US President Barack Obama and top aides were still reaching out to wavering lawmakers, while Republicans mounted their own campaign to defeat the massive plan, which would create a "cap-and-trade" system to curb greenhouse gases.
"We expect that we will have the number of votes to pass the bill," Hoyer said. "We worked late yesterday and we're still working this morning. This is a very big piece of legislation and complex. Members are giving (it) a lot of thought."
Obama, White House chief of staff Rahm Emanuel, and other advisors were reaching out to lawmakers by telephone in a bid to corral the votes needed for passage, a White House source told AFP.

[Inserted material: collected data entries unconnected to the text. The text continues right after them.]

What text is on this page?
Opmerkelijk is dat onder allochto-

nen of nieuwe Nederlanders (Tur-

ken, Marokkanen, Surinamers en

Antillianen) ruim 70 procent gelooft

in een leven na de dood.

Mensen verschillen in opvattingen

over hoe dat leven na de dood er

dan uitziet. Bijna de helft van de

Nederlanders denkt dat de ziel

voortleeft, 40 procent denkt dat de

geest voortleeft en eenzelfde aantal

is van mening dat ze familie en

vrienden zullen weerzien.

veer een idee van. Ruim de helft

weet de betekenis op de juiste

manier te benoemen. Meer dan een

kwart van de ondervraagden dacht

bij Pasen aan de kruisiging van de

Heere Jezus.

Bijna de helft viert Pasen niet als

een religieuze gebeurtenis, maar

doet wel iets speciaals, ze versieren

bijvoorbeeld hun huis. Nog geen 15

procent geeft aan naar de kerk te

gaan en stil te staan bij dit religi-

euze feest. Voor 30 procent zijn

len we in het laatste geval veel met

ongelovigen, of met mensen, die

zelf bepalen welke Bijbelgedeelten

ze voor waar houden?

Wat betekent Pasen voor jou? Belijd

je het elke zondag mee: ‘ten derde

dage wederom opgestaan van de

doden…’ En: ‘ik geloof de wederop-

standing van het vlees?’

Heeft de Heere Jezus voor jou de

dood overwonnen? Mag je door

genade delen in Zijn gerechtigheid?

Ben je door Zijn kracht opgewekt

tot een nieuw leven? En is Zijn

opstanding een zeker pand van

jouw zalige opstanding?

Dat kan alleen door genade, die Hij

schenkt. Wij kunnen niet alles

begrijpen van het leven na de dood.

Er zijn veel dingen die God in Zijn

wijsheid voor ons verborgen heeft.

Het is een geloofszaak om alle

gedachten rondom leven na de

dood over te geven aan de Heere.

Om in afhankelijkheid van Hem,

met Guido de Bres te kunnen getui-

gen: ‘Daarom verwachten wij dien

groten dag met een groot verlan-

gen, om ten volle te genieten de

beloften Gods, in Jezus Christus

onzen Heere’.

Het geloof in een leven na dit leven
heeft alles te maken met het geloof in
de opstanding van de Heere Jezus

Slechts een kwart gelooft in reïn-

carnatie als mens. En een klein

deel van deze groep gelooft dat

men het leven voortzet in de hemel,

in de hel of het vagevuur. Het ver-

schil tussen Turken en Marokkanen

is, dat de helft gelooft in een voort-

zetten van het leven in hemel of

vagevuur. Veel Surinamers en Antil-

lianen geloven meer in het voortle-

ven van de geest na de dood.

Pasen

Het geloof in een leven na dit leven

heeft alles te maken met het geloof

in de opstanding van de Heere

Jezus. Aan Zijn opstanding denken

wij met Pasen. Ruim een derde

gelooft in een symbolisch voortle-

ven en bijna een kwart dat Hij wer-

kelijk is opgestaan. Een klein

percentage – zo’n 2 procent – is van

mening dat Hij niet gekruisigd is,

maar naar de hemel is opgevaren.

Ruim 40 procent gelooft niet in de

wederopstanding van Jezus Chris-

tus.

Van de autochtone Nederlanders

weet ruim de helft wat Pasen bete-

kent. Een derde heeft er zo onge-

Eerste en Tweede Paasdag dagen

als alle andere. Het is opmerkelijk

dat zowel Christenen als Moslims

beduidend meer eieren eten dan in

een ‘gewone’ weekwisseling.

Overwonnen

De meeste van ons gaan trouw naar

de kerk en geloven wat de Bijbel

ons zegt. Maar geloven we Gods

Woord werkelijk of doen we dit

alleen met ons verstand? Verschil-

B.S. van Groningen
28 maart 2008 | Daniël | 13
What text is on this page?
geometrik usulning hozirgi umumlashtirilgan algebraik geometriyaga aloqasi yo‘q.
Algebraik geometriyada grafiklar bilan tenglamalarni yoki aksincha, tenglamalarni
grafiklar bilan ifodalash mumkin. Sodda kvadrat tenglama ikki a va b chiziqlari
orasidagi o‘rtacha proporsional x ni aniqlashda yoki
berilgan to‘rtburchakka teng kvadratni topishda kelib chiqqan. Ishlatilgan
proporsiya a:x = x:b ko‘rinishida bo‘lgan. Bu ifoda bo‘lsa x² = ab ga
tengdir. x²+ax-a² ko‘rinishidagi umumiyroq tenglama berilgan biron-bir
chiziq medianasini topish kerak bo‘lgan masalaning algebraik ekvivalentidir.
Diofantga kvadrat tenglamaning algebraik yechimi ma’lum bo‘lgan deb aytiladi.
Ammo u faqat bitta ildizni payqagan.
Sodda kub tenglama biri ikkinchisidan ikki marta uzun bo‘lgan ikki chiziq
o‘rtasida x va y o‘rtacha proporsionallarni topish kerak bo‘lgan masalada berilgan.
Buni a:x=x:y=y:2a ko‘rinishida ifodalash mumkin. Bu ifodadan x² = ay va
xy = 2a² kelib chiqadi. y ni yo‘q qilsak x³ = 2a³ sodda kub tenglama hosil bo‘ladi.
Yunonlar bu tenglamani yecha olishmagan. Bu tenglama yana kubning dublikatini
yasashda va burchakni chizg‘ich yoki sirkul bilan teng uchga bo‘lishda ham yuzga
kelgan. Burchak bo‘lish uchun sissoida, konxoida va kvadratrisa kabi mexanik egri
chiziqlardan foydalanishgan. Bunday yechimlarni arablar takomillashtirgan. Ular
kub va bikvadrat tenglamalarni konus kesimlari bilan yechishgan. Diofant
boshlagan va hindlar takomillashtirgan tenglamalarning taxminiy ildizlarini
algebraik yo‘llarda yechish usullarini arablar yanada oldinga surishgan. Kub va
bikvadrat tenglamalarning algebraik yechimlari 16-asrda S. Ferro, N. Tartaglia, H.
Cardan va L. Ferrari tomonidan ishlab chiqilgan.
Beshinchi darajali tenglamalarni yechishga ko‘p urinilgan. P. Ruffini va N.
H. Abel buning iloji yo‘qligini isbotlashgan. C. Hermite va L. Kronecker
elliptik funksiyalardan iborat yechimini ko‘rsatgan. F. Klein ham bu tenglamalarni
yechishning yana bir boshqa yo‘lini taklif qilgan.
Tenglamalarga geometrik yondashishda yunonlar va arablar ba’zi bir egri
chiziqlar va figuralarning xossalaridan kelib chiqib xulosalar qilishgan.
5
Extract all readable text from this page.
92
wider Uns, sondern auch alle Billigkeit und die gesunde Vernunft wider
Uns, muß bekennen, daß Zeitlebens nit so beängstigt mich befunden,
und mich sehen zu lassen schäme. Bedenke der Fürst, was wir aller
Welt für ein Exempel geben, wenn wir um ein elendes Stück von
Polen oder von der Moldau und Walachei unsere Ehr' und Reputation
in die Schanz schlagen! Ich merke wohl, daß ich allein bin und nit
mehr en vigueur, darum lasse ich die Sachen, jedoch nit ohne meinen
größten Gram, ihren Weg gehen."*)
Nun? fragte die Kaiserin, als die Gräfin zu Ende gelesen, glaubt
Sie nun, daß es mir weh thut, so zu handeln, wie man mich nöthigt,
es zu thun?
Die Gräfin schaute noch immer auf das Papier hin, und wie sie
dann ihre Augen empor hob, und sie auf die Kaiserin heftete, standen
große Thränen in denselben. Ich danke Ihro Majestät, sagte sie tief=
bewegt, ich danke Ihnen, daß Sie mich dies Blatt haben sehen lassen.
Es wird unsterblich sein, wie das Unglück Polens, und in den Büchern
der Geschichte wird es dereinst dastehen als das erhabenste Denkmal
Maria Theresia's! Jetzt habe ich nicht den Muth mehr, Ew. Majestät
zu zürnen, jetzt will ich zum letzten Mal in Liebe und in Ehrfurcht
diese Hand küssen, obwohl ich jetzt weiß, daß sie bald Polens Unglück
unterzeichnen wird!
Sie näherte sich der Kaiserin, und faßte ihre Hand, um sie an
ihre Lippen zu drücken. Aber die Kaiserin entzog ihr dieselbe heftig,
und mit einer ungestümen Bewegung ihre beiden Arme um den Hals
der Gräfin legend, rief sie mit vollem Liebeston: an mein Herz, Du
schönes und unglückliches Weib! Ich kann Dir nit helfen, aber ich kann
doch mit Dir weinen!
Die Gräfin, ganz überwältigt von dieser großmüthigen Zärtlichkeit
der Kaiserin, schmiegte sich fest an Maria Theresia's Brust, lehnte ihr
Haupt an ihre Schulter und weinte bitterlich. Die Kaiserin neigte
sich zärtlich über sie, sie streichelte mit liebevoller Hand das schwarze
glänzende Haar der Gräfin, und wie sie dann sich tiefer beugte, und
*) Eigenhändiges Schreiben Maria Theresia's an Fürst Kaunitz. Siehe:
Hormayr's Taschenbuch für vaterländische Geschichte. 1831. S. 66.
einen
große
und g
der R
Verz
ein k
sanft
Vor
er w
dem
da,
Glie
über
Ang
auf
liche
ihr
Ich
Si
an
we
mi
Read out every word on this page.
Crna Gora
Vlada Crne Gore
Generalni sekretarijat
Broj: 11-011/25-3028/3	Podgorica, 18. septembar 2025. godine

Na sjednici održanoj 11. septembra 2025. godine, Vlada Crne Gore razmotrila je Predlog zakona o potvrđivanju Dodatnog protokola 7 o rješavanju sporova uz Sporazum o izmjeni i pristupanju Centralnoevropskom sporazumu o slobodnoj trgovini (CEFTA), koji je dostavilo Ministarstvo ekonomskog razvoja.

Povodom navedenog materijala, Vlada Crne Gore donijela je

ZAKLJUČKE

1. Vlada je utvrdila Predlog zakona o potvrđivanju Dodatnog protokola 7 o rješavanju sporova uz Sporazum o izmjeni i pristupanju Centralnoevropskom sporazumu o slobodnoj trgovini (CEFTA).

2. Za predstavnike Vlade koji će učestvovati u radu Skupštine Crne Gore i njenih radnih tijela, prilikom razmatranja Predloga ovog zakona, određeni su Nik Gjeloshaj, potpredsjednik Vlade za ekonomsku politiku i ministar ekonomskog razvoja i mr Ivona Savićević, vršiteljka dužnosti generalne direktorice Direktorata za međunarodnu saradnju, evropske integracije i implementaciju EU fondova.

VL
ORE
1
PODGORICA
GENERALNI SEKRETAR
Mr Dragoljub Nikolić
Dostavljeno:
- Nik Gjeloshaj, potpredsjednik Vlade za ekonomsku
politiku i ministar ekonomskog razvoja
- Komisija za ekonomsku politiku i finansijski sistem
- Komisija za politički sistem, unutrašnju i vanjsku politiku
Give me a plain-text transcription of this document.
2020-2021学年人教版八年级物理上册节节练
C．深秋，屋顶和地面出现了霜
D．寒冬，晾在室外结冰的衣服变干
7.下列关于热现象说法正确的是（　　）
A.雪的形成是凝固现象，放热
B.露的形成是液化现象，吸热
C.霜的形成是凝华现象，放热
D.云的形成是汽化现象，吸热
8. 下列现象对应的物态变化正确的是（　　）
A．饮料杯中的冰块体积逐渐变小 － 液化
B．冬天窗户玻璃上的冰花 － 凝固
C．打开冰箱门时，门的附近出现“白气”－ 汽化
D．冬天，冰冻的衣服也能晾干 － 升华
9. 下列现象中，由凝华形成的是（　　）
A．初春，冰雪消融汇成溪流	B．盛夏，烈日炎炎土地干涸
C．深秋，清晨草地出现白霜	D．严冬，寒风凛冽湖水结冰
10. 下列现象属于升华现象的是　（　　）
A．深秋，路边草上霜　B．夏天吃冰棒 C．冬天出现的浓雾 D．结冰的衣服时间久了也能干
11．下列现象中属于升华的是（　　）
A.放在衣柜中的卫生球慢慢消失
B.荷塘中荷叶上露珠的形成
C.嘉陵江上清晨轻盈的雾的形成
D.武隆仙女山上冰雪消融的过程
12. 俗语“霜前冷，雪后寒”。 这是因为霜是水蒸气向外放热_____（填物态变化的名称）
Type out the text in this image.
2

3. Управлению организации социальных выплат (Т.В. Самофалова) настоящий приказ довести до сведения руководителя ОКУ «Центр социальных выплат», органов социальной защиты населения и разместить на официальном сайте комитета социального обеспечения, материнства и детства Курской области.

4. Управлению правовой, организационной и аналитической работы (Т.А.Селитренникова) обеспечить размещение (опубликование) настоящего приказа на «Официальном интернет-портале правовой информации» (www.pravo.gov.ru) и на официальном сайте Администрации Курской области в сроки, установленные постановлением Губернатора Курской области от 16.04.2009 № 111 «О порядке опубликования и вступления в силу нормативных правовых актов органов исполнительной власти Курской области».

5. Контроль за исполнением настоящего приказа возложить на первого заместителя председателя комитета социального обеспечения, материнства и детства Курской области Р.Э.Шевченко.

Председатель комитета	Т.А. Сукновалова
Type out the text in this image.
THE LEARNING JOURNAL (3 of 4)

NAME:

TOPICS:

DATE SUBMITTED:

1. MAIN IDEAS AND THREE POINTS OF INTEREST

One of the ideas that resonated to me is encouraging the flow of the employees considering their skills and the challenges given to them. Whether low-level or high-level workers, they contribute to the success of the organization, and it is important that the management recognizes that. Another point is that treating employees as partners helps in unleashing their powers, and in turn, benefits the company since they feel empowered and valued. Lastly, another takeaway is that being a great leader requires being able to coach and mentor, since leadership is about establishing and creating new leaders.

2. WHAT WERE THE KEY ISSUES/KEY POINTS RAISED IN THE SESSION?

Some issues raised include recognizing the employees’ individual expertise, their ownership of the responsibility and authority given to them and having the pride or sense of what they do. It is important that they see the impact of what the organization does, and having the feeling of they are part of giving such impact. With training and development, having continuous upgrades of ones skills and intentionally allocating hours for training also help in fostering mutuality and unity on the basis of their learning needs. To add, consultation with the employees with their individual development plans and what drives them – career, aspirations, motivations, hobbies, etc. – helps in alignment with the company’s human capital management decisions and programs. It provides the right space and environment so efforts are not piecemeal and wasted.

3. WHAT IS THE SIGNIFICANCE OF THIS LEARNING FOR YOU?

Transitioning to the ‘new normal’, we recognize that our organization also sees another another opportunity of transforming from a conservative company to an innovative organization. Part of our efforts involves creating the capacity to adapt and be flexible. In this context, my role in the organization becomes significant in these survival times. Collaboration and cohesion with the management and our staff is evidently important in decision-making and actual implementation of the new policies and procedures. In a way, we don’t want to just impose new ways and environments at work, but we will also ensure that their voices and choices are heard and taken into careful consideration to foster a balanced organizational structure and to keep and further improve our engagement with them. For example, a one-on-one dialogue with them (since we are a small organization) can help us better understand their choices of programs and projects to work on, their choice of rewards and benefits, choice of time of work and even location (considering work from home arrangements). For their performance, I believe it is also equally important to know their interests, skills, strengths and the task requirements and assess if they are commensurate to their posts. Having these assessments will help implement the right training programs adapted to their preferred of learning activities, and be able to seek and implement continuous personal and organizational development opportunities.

"The president feels very strong about this bill. It's one of his major priorities and he is also talking to members and urging them to support this legislation," Hoyer said.
The White House source cautiously declined to speculate on the vote count, or to say whether the White House believed the legislation would pass, while Republican sources shied from discussing their own vote count.
Republicans hoped to hold together and peel off a handful of swing-vote Democrats to defeat the legislation, which Obama has made a key priority ahead of December global climate change talks in Copenhagen.
The Senate will likely not act before mid-September, when leaders of key committees are due to make their proposals public, launching what could be a months-long process to get the measure through the Senate, reconcile any differences with the House version and pass a final bill.
The House's "American Clean Energy and Security Act" aims to reduce greenhouse gas emissions 17 percent from 2005 levels by 2020, while creating "green" jobs.
The 1,200-page bill, the fruit of months of tough negotiations, would create a "cap-and-trade" system limiting overall pollution from large industrial sources and then allocating and selling pollution permits.